AppRiver's mid-year edition to its Global Threatscape Report primarily shows the same things getting worse. Spam, which dipped during 2012, is increasing again. "By June," notes AppRiver, "spam traffic has nearly doubled over the total number of spam messages seen in January and is at the highest levels we have seen since November 2011." Europe is the most common source for spam, "driven in large part by the colossal spike in traffic from Belarus."

Java and Flash continue to be the most exploited applications; and Android the most exploited mobile platform. Blackhole remains the most widely used exploit kit, with RedKit gaining ground this year. It all sounds very familiar. But AppRiver does highlight a couple of new trends. Firstly it warns that mobile Android malware is getting more sophisticated with malware developers mimicking the methods already tried and tested in the PC world.

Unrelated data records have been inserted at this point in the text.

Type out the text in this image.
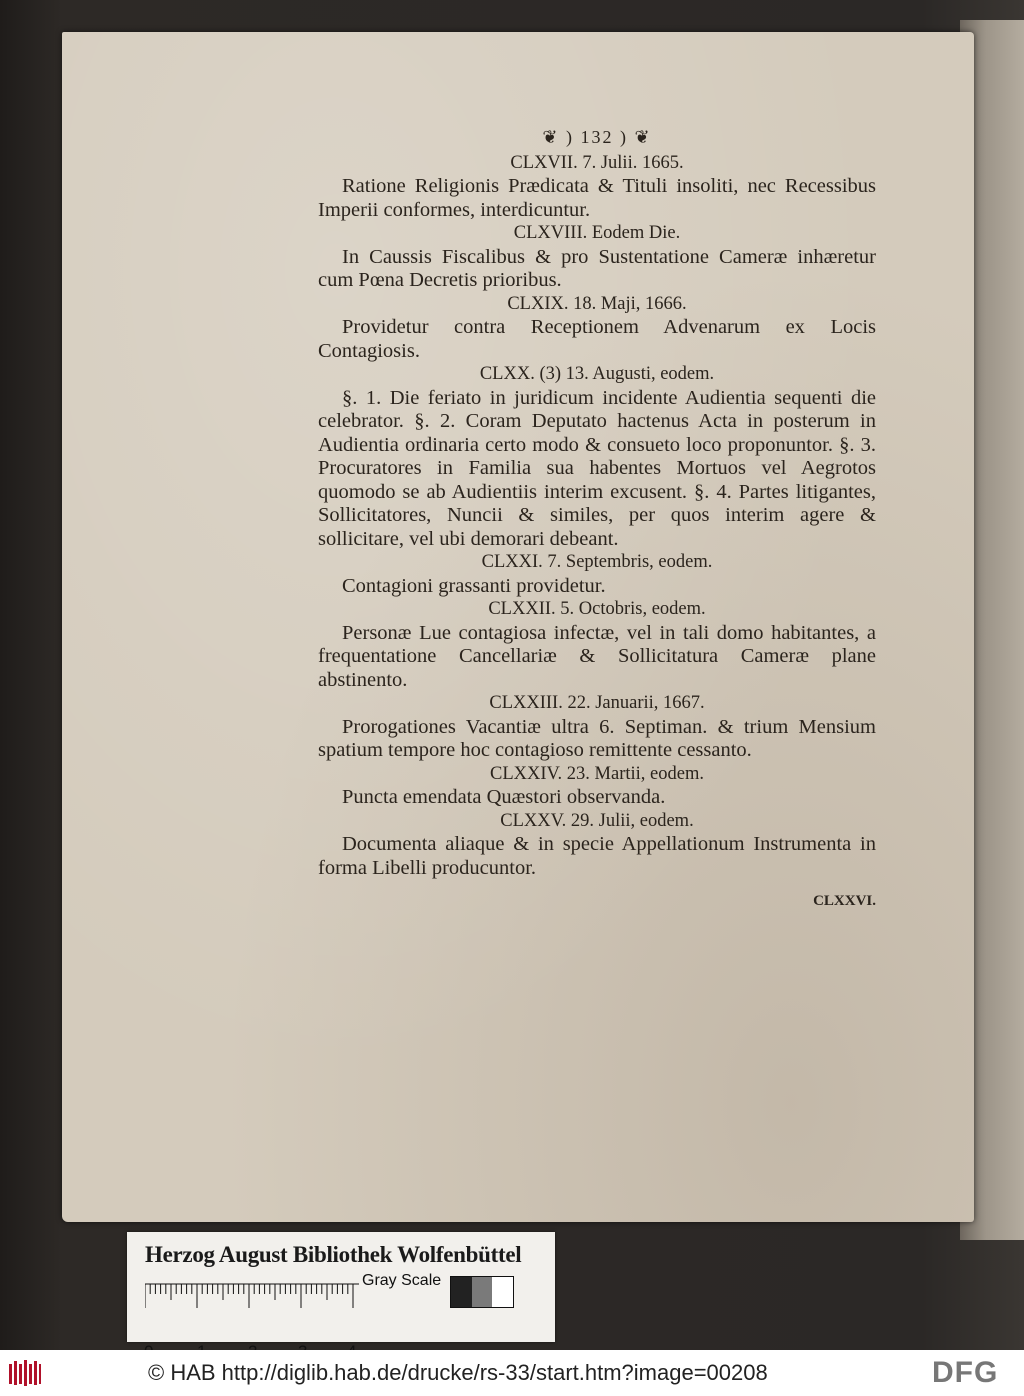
❦ ) 132 ) ❦
CLXVII. 7. Julii. 1665.
Ratione Religionis Prædicata & Tituli insoliti, nec Recessibus Imperii conformes, interdicuntur.
CLXVIII. Eodem Die.
In Caussis Fiscalibus & pro Sustentatione Cameræ inhæretur cum Pœna Decretis prioribus.
CLXIX. 18. Maji, 1666.
Providetur contra Receptionem Advenarum ex Locis Contagiosis.
CLXX. (3) 13. Augusti, eodem.
§. 1. Die feriato in juridicum incidente Audientia sequenti die celebrator. §. 2. Coram Deputato hactenus Acta in posterum in Audientia ordinaria certo modo & consueto loco proponuntor. §. 3. Procuratores in Familia sua habentes Mortuos vel Aegrotos quomodo se ab Audientiis interim excusent. §. 4. Partes litigantes, Sollicitatores, Nuncii & similes, per quos interim agere & sollicitare, vel ubi demorari debeant.
CLXXI. 7. Septembris, eodem.
Contagioni grassanti providetur.
CLXXII. 5. Octobris, eodem.
Personæ Lue contagiosa infectæ, vel in tali domo habitantes, a frequentatione Cancellariæ & Sollicitatura Cameræ plane abstinento.
CLXXIII. 22. Januarii, 1667.
Prorogationes Vacantiæ ultra 6. Septiman. & trium Mensium spatium tempore hoc contagioso remittente cessanto.
CLXXIV. 23. Martii, eodem.
Puncta emendata Quæstori observanda.
CLXXV. 29. Julii, eodem.
Documenta aliaque & in specie Appellationum Instrumenta in forma Libelli producuntor.
CLXXVI.
Herzog August Bibliothek Wolfenbüttel
Gray Scale
© HAB http://diglib.hab.de/drucke/rs-33/start.htm?image=00208	DFG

"While the majority of mobile malware we have seen emerge in the past have infected users via malicious app install [app repackaging], the infection vectors are now beginning to look more and more like malware we have seen targeting PCs over the years." It gives an example of botnet-based spam messages with a video lure leading to  a 'Flash Player Update' message. "Sound familiar?" asks AppRiver. "This is frightening stuff because it takes the tried and true techniques used to infect PCs for many years and puts them in play in the mobile device market."

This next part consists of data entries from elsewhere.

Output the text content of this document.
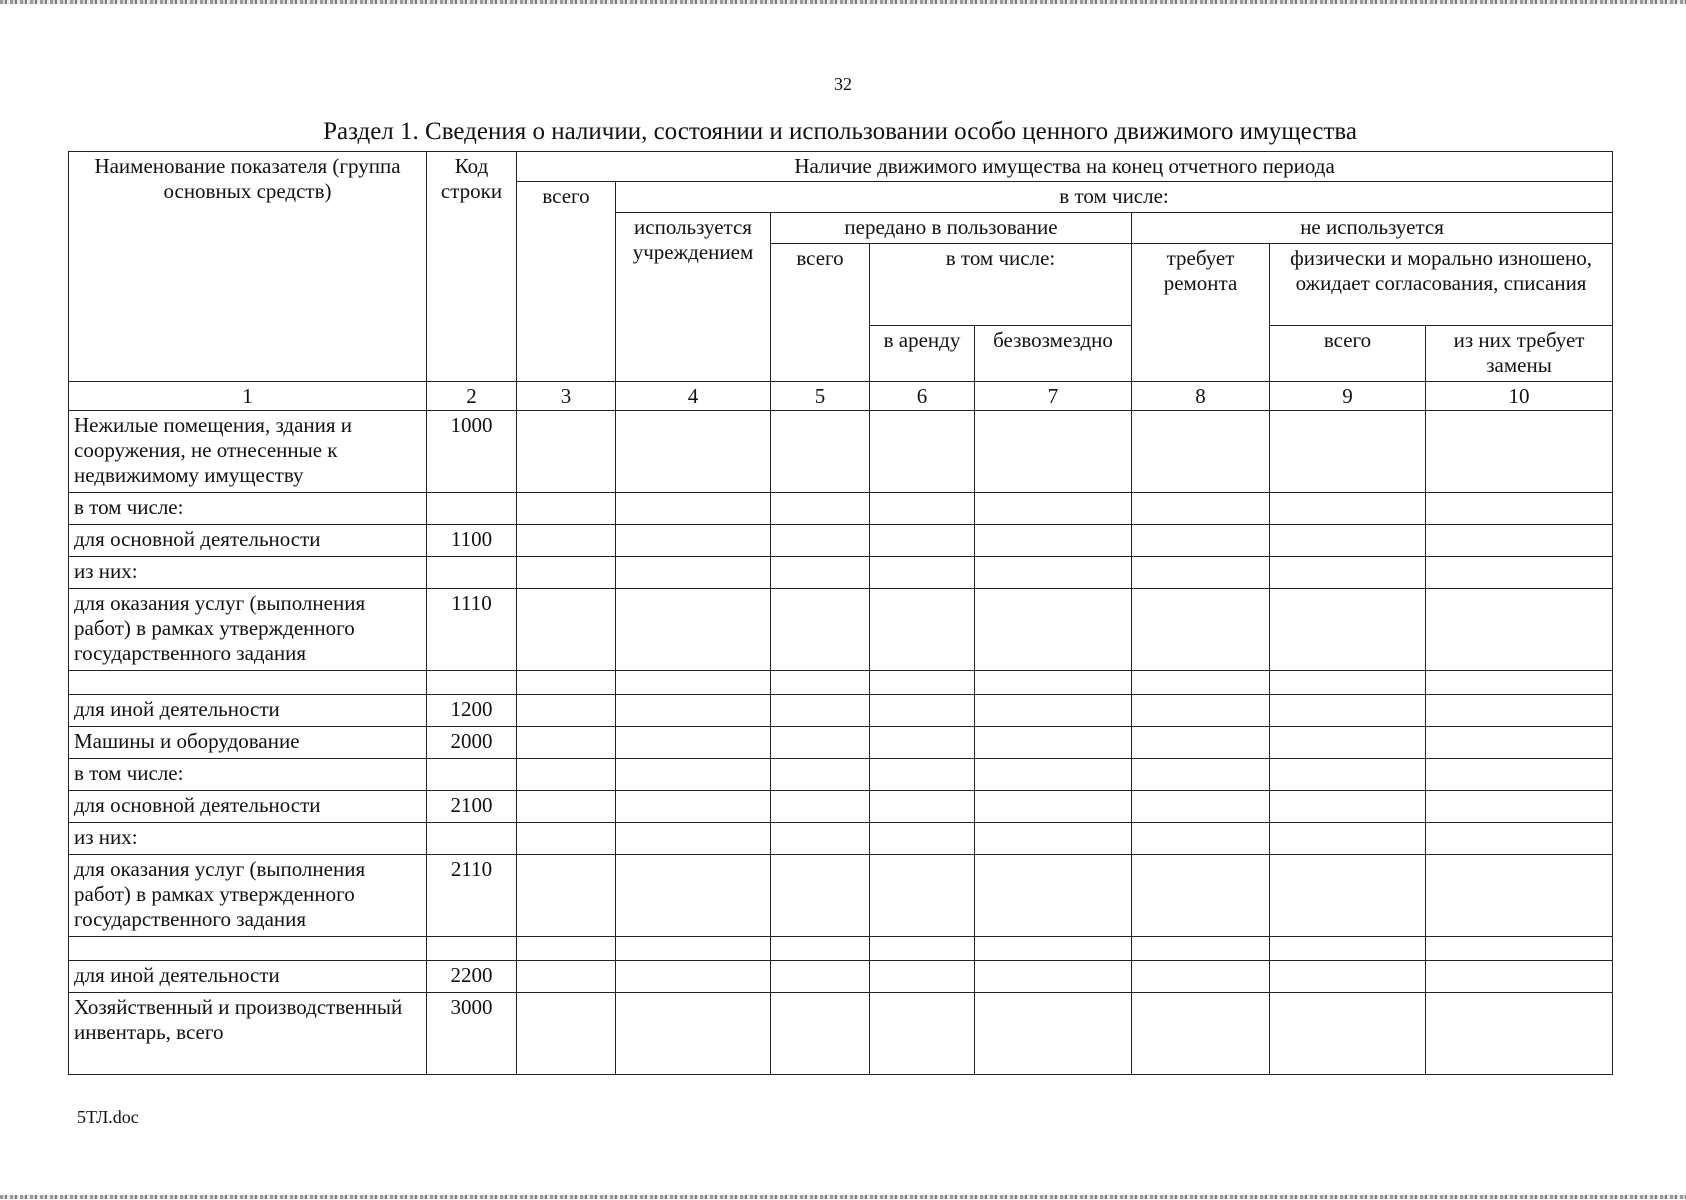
32
Раздел 1. Сведения о наличии, состоянии и использовании особо ценного движимого имущества
Наименование показателя (группа основных средств)	Код строки	Наличие движимого имущества на конец отчетного периода							
		всего	в том числе:						
			используется учреждением	передано в пользование			не используется		
				всего	в том числе:		требует ремонта	физически и морально изношено, ожидает согласования, списания	
					в аренду	безвозмездно		всего	из них требует замены

1	2	3	4	5	6	7	8	9	10
Нежилые помещения, здания и сооружения, не отнесенные к недвижимому имуществу	1000								
в том числе:									
для основной деятельности	1100								
из них:									
для оказания услуг (выполнения работ) в рамках утвержденного государственного задания	1110								

для иной деятельности	1200								
Машины и оборудование	2000								
в том числе:									
для основной деятельности	2100								
из них:									
для оказания услуг (выполнения работ) в рамках утвержденного государственного задания	2110								

для иной деятельности	2200								
Хозяйственный и производственный инвентарь, всего	3000								
5ТЛ.doc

The second highlight is something AppRiver detected back in January: distributed spam distraction. It is a variant on the DDoS used to distract banks while fraudulent transactions are in process. In this instance, however, it is directed against the individual account owner. "All of a sudden your inbox begins to fill with hundreds upon thousands of spam emails whose contents are nothing but mash-ups of words and phrases from literature." 

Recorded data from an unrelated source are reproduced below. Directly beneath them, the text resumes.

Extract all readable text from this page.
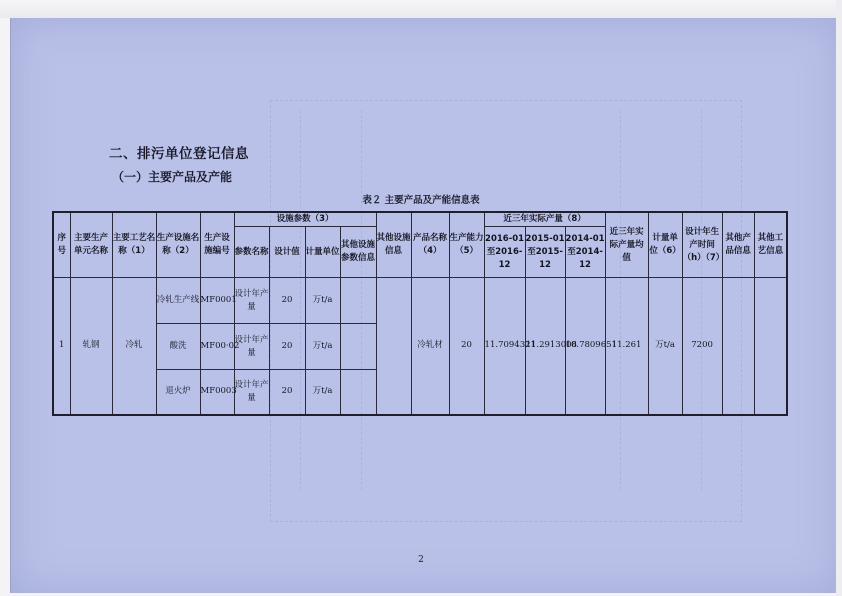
二、排污单位登记信息
（一）主要产品及产能
表２ 主要产品及产能信息表
序号	主要生产单元名称	主要工艺名称（1）	生产设施名称（2）	生产设施编号	设施参数（3）				其他设施信息	产品名称（4）	生产能力（5）	近三年实际产量（8）			近三年实际产量均值	计量单位（6）	设计年生产时间（h）（7）	其他产品信息	其他工艺信息
					参数名称	设计值	计量单位	其他设施参数信息				2016-01至2016-12	2015-01至2015-12	2014-01至2014-12					
1	轧钢	冷轧	冷轧生产线	MF0001	设计年产量	20	万t/a			冷轧材	20	11.7094321	11.2913008	10.7809651	11.261	万t/a	7200		
			酸洗	MF00·02	设计年产量	20	万t/a												
			退火炉	MF0003	设计年产量	20	万t/a												
2
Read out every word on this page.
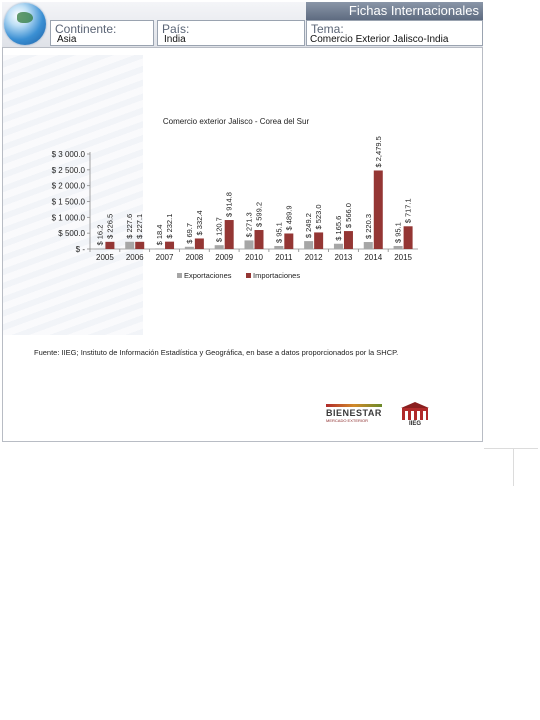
Fichas Internacionales
Continente:
Asia
País:
India
Tema:
Comercio Exterior Jalisco-India
Comercio exterior Jalisco - Corea del Sur
$ -
$ 500.0
$ 1 000.0
$ 1 500.0
$ 2 000.0
$ 2 500.0
$ 3 000.0
2005
$ 16.2 $ 226.5
2006
$ 227.6 $ 227.1
2007
$ 18.4 $ 232.1
2008
$ 69.7 $ 332.4
2009
$ 120.7
$ 914.8
2010
$ 271.3 $ 599.2
2011
$ 95.1
$ 489.9
2012
$ 249.2 $ 523.0
2013
$ 165.6
$ 566.0
2014
$ 220.3
$ 2,479.5
2015
$ 95.1
$ 717.1
Exportaciones	Importaciones
Fuente: IIEG; Instituto de Información Estadística y Geográfica, en base a datos proporcionados por la SHCP.
BIENESTAR
MERCADO EXTERIOR
IIEG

After anything between 12 and 24 hours that could see up to 60,000 botnet-delivered meaningless spam messages, it just stops. The purpose, however, is simply to prevent the victim's access to his or her legitimate emails. The attackers have already obtained the victim's bank credentials, and just before they make a fraudulent transaction they flood the victim's in-box. The intention is to hide any account transaction confirmation emails sent out by the bank.

If this happens, suggests AppRiver, don't attempt to monitor the inbox but go straight to monitoring your bank account activity – and perhaps warn the bank in advance of a possible fraud. "These fraudulent transactions need to be caught fast," says AppRiver security analyst Fred Touchette, "so that they can be stopped at the financial institution before they're finalized.”